Closed BobHarper1 closed 6 years ago

BobHarper1 commented 6 years ago

Proposal

An update to the schema to be explicit that dates in this group can be formatted as one of:

Full year-month-day 'the letter T' hour:minute:second Timezone

yyyy-mm-ddThh:mm:ss<timezone>

<timezone> should be replaced with: 'Z' for UTC, or ±hh:mm for timezones other than UTC

e.g. 2017-10-18T15:01:23Z

OR:

Full year-month-day

yyyy-mm-dd

e.g. 2017-10-18

OR:

Full year-month

yyyy-mm

e.g. 2017-10

OR:

Full year

yyyy

e.g. 2017

Why make this change?

This group of dates publishers with a way of providing dates to users where the publisher may have a range of dates, from partial dates to full dates and times. A good example of this is a 'planned date' whereby someone knows the month something is likely to start or end, but doesn't yet know exactly.

In the schema, such dates are handled through the Event object. In effect this covers:

Currently, the schema expects a date-time but documentation states:

“Dates should be in YYYY-MM-DD format. If the month or day are not available, these may be omitted.”

This causes confusion for publishers when they publish their grants information based on the schema.

Specifying that uncertain dates can be used, and how they can be used, helps data publication.

Impact

This will require a change to the JSON schema. Anyone relying on the current version of the schema will be affected. However, any effects are likely to be small, as the change is only about how dates may be formatted. Anyone following the schema would have allowed date-times, this will still be allowed, but they will now also be able to allow the shortened date format as well.

This will also require a change to the documentation both within the schema and elsewhere to communicate the options and the rationale behind them. Publishers should check that they are complying with this requirement of the standard and seek help if they need it.

There is a potential to confuse data users with mixed formats in the fields, though this is balanced against accuracy of information from publishers. For this, we propose consultations with analysts and developers using 360Giving data to understand how they use this information and the impact the change will have. We propose the changes above are progressed and feedback from the consultation is incorporated into the next review round for the Standard.

There is potential for confusion about actualDates. Actual Dates, should probably/really be known dates. We can see the case whereby e.g. historical records may only record a year and month for example, but actual dates are really intended to give exactly that information.

The schema change will mean that validators will find it easy to check that it is one of the acceptable formats, but additional steps would need to be taken to see if actualDates are full dates (YYYY-MM-DD).

You can feedback to this discussion in the topic on the 360 Giving Community Forum.

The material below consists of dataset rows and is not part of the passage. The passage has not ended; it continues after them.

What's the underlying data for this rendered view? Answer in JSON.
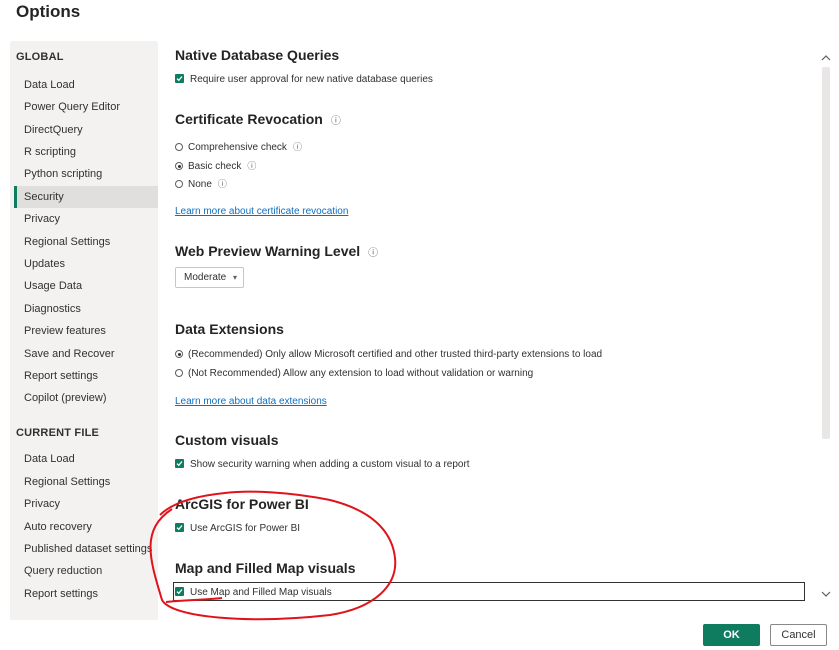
{
  "window": {
    "title": "Options"
  },
  "sidebar": {
    "global_header": "GLOBAL",
    "global_items": [
      {
        "label": "Data Load"
      },
      {
        "label": "Power Query Editor"
      },
      {
        "label": "DirectQuery"
      },
      {
        "label": "R scripting"
      },
      {
        "label": "Python scripting"
      },
      {
        "label": "Security",
        "active": true
      },
      {
        "label": "Privacy"
      },
      {
        "label": "Regional Settings"
      },
      {
        "label": "Updates"
      },
      {
        "label": "Usage Data"
      },
      {
        "label": "Diagnostics"
      },
      {
        "label": "Preview features"
      },
      {
        "label": "Save and Recover"
      },
      {
        "label": "Report settings"
      },
      {
        "label": "Copilot (preview)"
      }
    ],
    "current_header": "CURRENT FILE",
    "current_items": [
      {
        "label": "Data Load"
      },
      {
        "label": "Regional Settings"
      },
      {
        "label": "Privacy"
      },
      {
        "label": "Auto recovery"
      },
      {
        "label": "Published dataset settings"
      },
      {
        "label": "Query reduction"
      },
      {
        "label": "Report settings"
      }
    ]
  },
  "sections": {
    "native_db": {
      "title": "Native Database Queries",
      "option": "Require user approval for new native database queries",
      "checked": true
    },
    "cert": {
      "title": "Certificate Revocation",
      "options": [
        "Comprehensive check",
        "Basic check",
        "None"
      ],
      "selected": "Basic check",
      "link": "Learn more about certificate revocation"
    },
    "web_preview": {
      "title": "Web Preview Warning Level",
      "value": "Moderate"
    },
    "data_ext": {
      "title": "Data Extensions",
      "options": [
        "(Recommended) Only allow Microsoft certified and other trusted third-party extensions to load",
        "(Not Recommended) Allow any extension to load without validation or warning"
      ],
      "selected_index": 0,
      "link": "Learn more about data extensions"
    },
    "custom_visuals": {
      "title": "Custom visuals",
      "option": "Show security warning when adding a custom visual to a report",
      "checked": true
    },
    "arcgis": {
      "title": "ArcGIS for Power BI",
      "option": "Use ArcGIS for Power BI",
      "checked": true
    },
    "map": {
      "title": "Map and Filled Map visuals",
      "option": "Use Map and Filled Map visuals",
      "checked": true
    }
  },
  "footer": {
    "ok": "OK",
    "cancel": "Cancel"
  },
  "colors": {
    "accent": "#0f7b5f",
    "link": "#106ebe",
    "annotation": "#e0131a"
  },
  "icons": {
    "info": "info-icon",
    "check": "check-icon",
    "chevron": "chevron-down-icon"
  }
}
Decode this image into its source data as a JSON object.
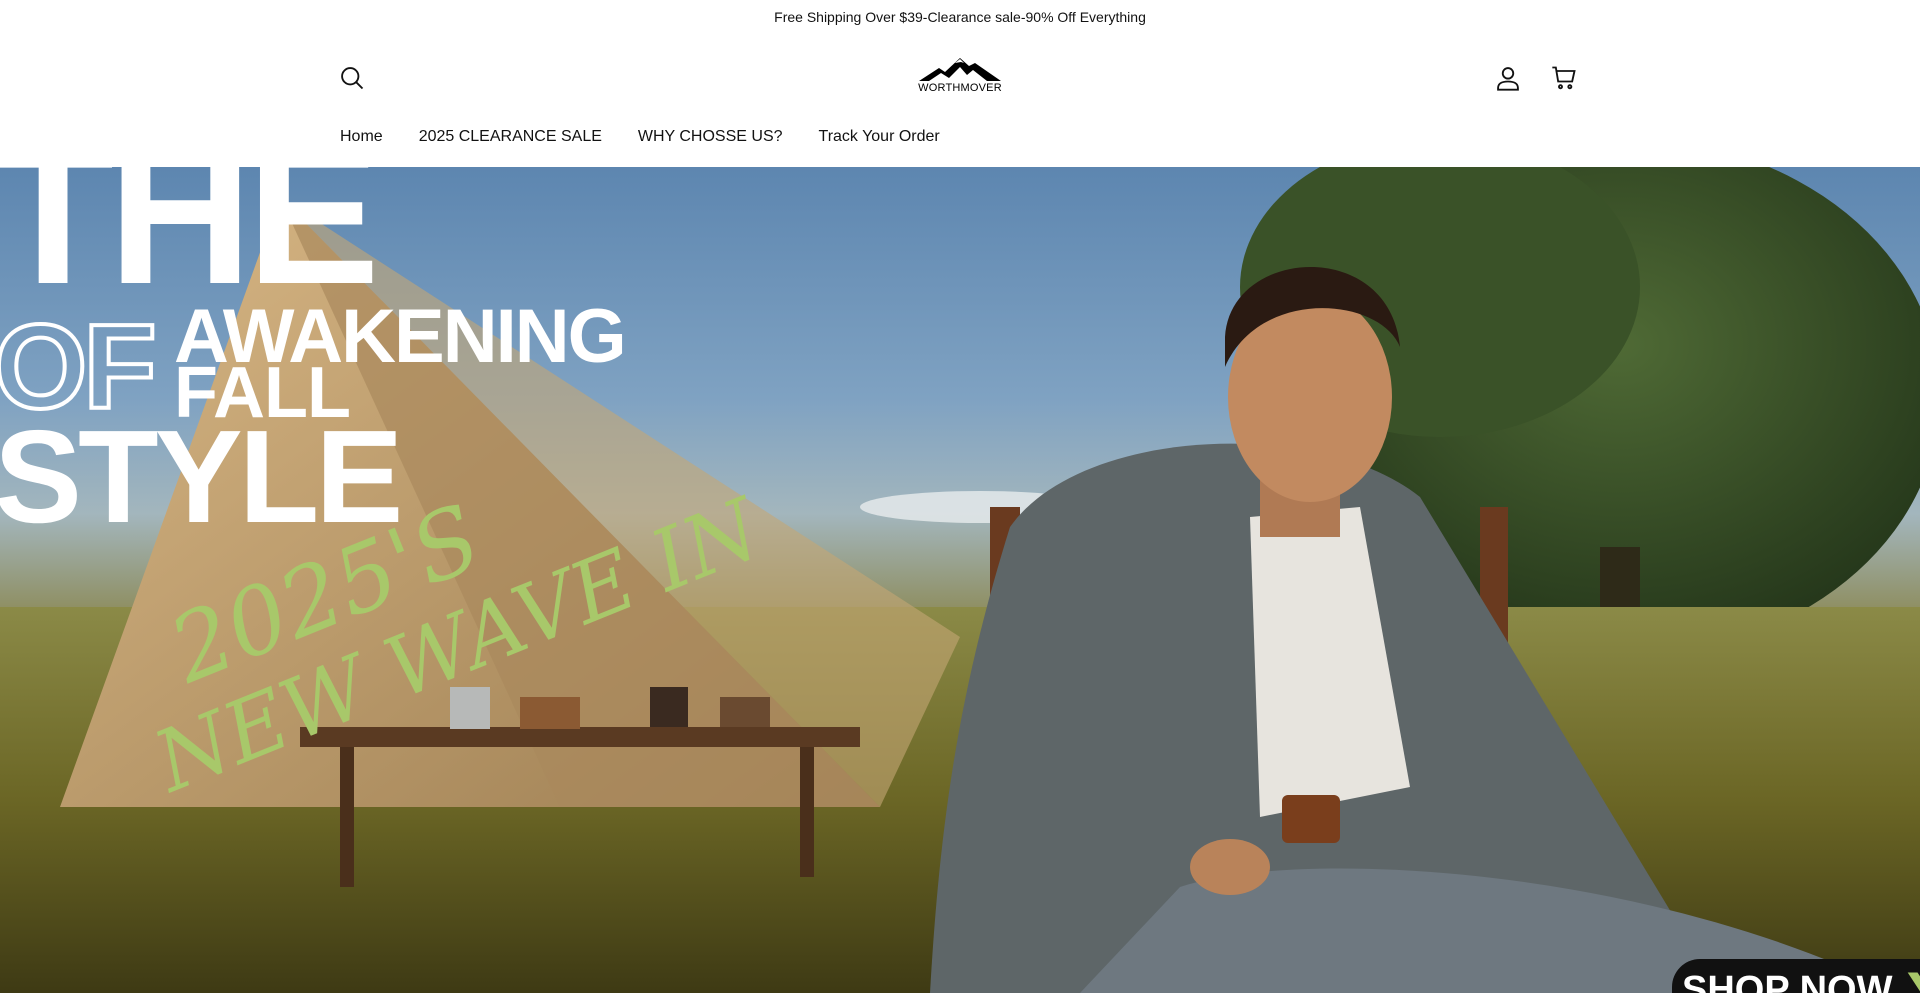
{
  "announcement": {
    "text": "Free Shipping Over $39-Clearance sale-90% Off Everything"
  },
  "header": {
    "logo_text": "WORTHMOVER",
    "icons": {
      "search": "search-icon",
      "account": "account-icon",
      "cart": "cart-icon"
    }
  },
  "nav": {
    "items": [
      {
        "label": "Home"
      },
      {
        "label": "2025 CLEARANCE SALE"
      },
      {
        "label": "WHY CHOSSE US?"
      },
      {
        "label": "Track Your Order"
      }
    ]
  },
  "hero": {
    "line_the": "THE",
    "line_of": "OF",
    "line_awakening": "AWAKENING",
    "line_fall": "FALL",
    "line_style": "STYLE",
    "script_line1": "2025'S",
    "script_line2": "NEW WAVE IN",
    "cta_label": "SHOP NOW",
    "cta_arrow": "❯",
    "colors": {
      "script_green": "#a8c86a",
      "cta_background": "#111111"
    }
  }
}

Racheler commented 6 years ago

This is a sensible approach for publishers that don't collect more detailed date-time data. We'll need to look at how best to explain this in the guidance so we make clear that its only for organisations that don't have more detail, i.e. so we don't reduce ambition of releasing detailed date-time data.

morchickit commented 6 years ago

So it only covers plannedDates and actualDates? How many people use them now? I believe that not many at all to begin with...

BobHarper1 commented 6 years ago

More than I'd presumed are using plannedDates, around 38 datasets have them (there might be slightly fewer unique publishers in that). Only one is using actualDate.

As we're giving a wide range of valid formats, I think that most if not nearly all will already be using one of them.

stevieflow commented 6 years ago

Checking what the current situation is on this, we have the following descriptions for startDate and endDate (both of which are available via plannedDates and actualDates:

startDate All events should have a start date. Dates should be in YYYY-MM-DD or date-time format. If the month or day are not available, these may be omitted.

endDate Events or activities lasting more than one day should have either a duration (in months) or an end date. Dates should be in YYYY-MM-DD or date-time format. If the month or day are not available, these may be omitted.

This description now seems acceptable in line with this proposal. There is not exact specification on the dateTime, but we have inclusion of this.

--> @Bjwebb @morchickit @KDuerden

Bjwebb commented 6 years ago

Yes, I think this issue is now done.